Football

Sloppy Slaughtneil sneak past Derrygonnelly Harps

Slaughtneil’s Christopher Bradley gets his pass away despite hitting the ground during yesterday’s Ulster Club SFC 
Slaughtneil’s Christopher Bradley gets his pass away despite hitting the ground during yesterday’s Ulster Club SFC  Slaughtneil’s Christopher Bradley gets his pass away despite hitting the ground during yesterday’s Ulster Club SFC 

AIB Ulster Club SFC quarter-final: Robert Emmet’s, Slaughtneil (Derry) 0-12 Derrygonnelly Harps (Fermanagh) 0-7

SLAUGHTNEIL managed to fend off their complacency by just enough to squeeze past Derrygonnelly and set up a meeting with Killyclogher in two weeks’ time.

After the high for their dual players of winning the Ulster hurling title last weekend, and last year’s 18-point win over this opposition at the back of their minds, Mickey Moran’s side produced as flat a championship display as has been seen in his reign.

A huge degree of credit has to go to Derrygonnelly for how they were able to frustrate the Derry champions. Far from the exposure their defence suffered last year, this time they suffocated the Derry champions with a wall of purple shirts.

At one stage they had all 15 players behind the ball snd throughout they tackled manically all over the pitch. They fouled, mostly, in smart areas. And in the first half, they had chances to leave themselves in a better position going in than a point behind.

Ultimately, their devotion to the defensive end of their plan was too great to allow them to score enough to win.

And with Brendan Rogers the outstanding player on the pitch driving out of the Emmet’s full-back line, the chances for Derrygonnelly became more and more limited as the game went on.

Slaughtneil assistant manager John Joe Kearney said that complacency was inevitable on the back of last year’s 18-point win over the same opposition, but wasn’t happy with the Emmet’s display.

“Not good enough, pure and simple. On today’s performance, it wasn’t good enough, but you get days like that,” he said.

“You can talk all you like about what you’re going to do but when you get out there, you might sit back a bit and think ‘we beat these boys easy enough last year, same today’. It wasn’t the same today again by any manner.

“I think that’s always going to be there a wee bit, no matter how much you talk about not having it. It’s natural it’s going to be there. So many men behind the ball was really where we had a problem. There were no big openings, it was tight.”

The Derrygonnelly display was a marked improvement on what they brought to the Ulster table 12 months ago, and the Celtic Park pitch, 10 yards narrower than Owenbeg, aided their defensive effort massively.

Throughout the first 30 minutes, Slaughtneil were almost waiting on the gaps to appear, but they never did. As a result, the 2014 Ulster champions were heavily reliant on three Paul Bradley frees to give them an interval lead.

Francis McEldowney, enjoying a real renaissance in more of a free role, bombed forward to poke over from 25 yards before Paul Bradley dropped a skyscraper on to the roof of the net to help Slaughtneil lead 0-3 to 0-1 early on.

But the visitors were lively and three scores in-a-row from play through Leigh, Garvan and Ryan Jones – the latter a superb effort from the sideline just inside the 45 – served notice that this was not 2015.

Garvan McGinley’s effort saw the Harps back in front after Paul Bradley’s free pulled Slaughtneil level and Derrygonnelly led into first half stoppage-time.

But another Bradley free was followed up by Patsy Bradley matching his opposite number Ryan Jones’s earlier effort from beneath the stand to send Slaughtneil in 0-6 to 0-5 ahead.

And seconds after the restart, Patsy Bradley was black-carded for a drag down on Jones.
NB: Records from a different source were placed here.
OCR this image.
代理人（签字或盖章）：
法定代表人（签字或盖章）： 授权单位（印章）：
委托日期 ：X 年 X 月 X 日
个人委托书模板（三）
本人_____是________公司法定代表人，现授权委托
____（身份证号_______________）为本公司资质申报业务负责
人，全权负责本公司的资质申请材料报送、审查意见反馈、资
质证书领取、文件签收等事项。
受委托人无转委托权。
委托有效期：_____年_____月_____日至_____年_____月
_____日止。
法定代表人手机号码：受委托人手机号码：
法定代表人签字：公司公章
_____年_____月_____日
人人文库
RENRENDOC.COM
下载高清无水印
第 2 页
Having let the tie flow relatively well up until that, Noel Mooney set a different tone with that decision and moments later, he also black-carded Derrygonnelly’s Maurice Cassidy.
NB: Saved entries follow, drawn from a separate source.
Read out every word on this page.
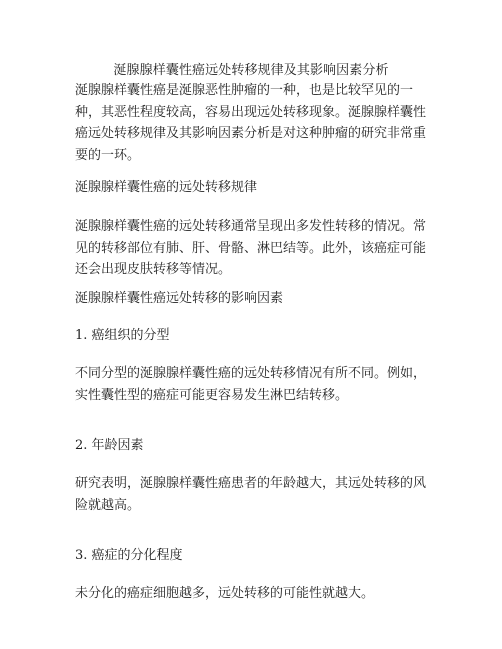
涎腺腺样囊性癌远处转移规律及其影响因素分析

涎腺腺样囊性癌是涎腺恶性肿瘤的一种，也是比较罕见的一种，其恶性程度较高，容易出现远处转移现象。涎腺腺样囊性癌远处转移规律及其影响因素分析是对这种肿瘤的研究非常重要的一环。

涎腺腺样囊性癌的远处转移规律

涎腺腺样囊性癌的远处转移通常呈现出多发性转移的情况。常见的转移部位有肺、肝、骨骼、淋巴结等。此外，该癌症可能还会出现皮肤转移等情况。

涎腺腺样囊性癌远处转移的影响因素

1. 癌组织的分型

不同分型的涎腺腺样囊性癌的远处转移情况有所不同。例如，实性囊性型的癌症可能更容易发生淋巴结转移。

2. 年龄因素

研究表明，涎腺腺样囊性癌患者的年龄越大，其远处转移的风险就越高。

3. 癌症的分化程度

未分化的癌症细胞越多，远处转移的可能性就越大。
Paul Ward then picked up two yellow cards in the space of seven minutes to leave the Ernemen down to 14, and that effectively undid their attacking hopes. They scored just once, from a Garvan Jones free, in the final 25 minutes.

“A moral victory is no good really. We came here with full intentions of winning the game and we were well in the game,” said Derrygonnelly joint-manager Michael Glynn.
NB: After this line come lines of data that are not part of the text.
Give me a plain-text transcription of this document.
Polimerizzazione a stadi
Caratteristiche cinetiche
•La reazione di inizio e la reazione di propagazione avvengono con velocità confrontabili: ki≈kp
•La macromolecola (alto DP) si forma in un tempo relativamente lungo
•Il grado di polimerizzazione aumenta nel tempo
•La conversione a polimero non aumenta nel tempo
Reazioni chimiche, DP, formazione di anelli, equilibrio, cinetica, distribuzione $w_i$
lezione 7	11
“We had a gameplan and we stuck to it. We wanted to defend deep and break at speed. But you have to be converting your chances. We missed too many frees. We created the chances and got frees, but we didn’t convert them and that’s the sad thing,” he said.

Eventually pockets of space began to open for Slaughtneil, though there were still only three points in it up until Karl McKaigue slotted over from a tight angle two minutes into stoppage time.

There were six minutes added after the unfortunate Paudie McGuigan, who’s battled back from two cruciate knee ligament injuries in recent seasons, suffered a suspected broken ankle in an innocuous incident at midfield.

A flat end to a back-to-earth kind of day for Slaughtneil. Their hopes of completing an unprecedented Ulster treble of hurling, camogie and football remain alive, but there is some improving to do.